We are interested both in real catalysts and model systems. Our objectives are to understand the intimate mechanism of important catalytic reactions such as asymmetric synthesis, Ziegler-Natta catalysis and Fischer-Tropsch catalysis, and also to try to discover and understand new catalytic processes.
2. Studies in Carbon Nanotubes
In the recent past we have discovered how to open the ends of the fascinating nanotubules known as "buckytubes" and we found that these tubes can be filled with many materials including proteins, metals, metal oxides, semiconductors, and organic and inorganic molecules. More recently we have extended this work to the filling of single walled nanotubes. The filled systems have clear potential for fundamental study of the relationship between structure and physical properties but also for applications in electronics, in medical, and engineering science.

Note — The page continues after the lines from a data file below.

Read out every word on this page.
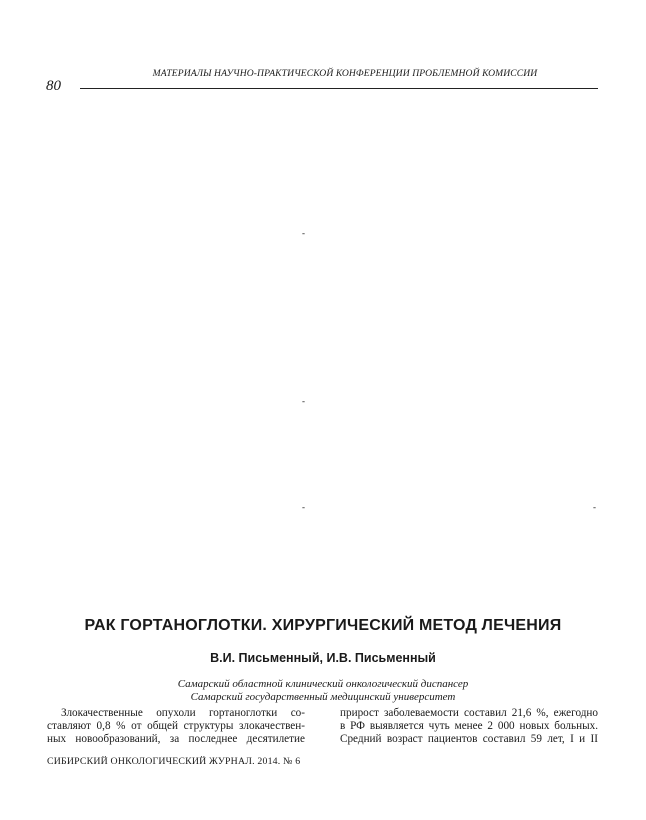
МАТЕРИАЛЫ НАУЧНО-ПРАКТИЧЕСКОЙ КОНФЕРЕНЦИИ ПРОБЛЕМНОЙ КОМИССИИ
80
-
-
-	-
РАК ГОРТАНОГЛОТКИ. ХИРУРГИЧЕСКИЙ МЕТОД ЛЕЧЕНИЯ
В.И. Письменный, И.В. Письменный
Самарский областной клинический онкологический диспансер
Самарский государственный медицинский университет
Злокачественные опухоли гортаноглотки со-
ставляют 0,8 % от общей структуры злокачествен-
ных новообразований, за последнее десятилетие
прирост заболеваемости составил 21,6 %, ежегодно
в РФ выявляется чуть менее 2 000 новых больных.
Средний возраст пациентов составил 59 лет, I и II
СИБИРСКИЙ ОНКОЛОГИЧЕСКИЙ ЖУРНАЛ. 2014. № 6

3. Techniques and Methodology
The above programmes will provide wide experience in synthesis, coupled with the advanced level use of physical methods such as transmission electron microscope, STM, AFM, EELS, ESCA, Raman spectroscopy, solid state NMR, and the techniques and the art of heterogeneous.
In order to cover the breadth of techniques required for the characterisation of filled single wall carbon nanotubes it has been sensible to enter into collaborations with several other research groups. In Oxford there are close collaborations with Dr Jeremy Sloan (Royal Society Research Fellow), Dr David Watkin (X-ray Diffraction Specialist) and Dr Angus Kirkland (Leverhulme Research Fellow). The present number of research personnel in the combined Groups is sixteen including 6 post-doctoral assistants, 7 graduates and 3 Part II students. This group has just been awarded a four year £1 million grant by the EPSRC to develop methods for the characterisation of filled single wall carbon nanotubes.
We collaborate with six other EU Universities in a Research training network which will be active for a further two years. Also, we have an active and on-going collaboration with the research groups of Professor Nark Welland at Cambridge. Professor Welland's group are expert in the techniques and science of nanomaterials.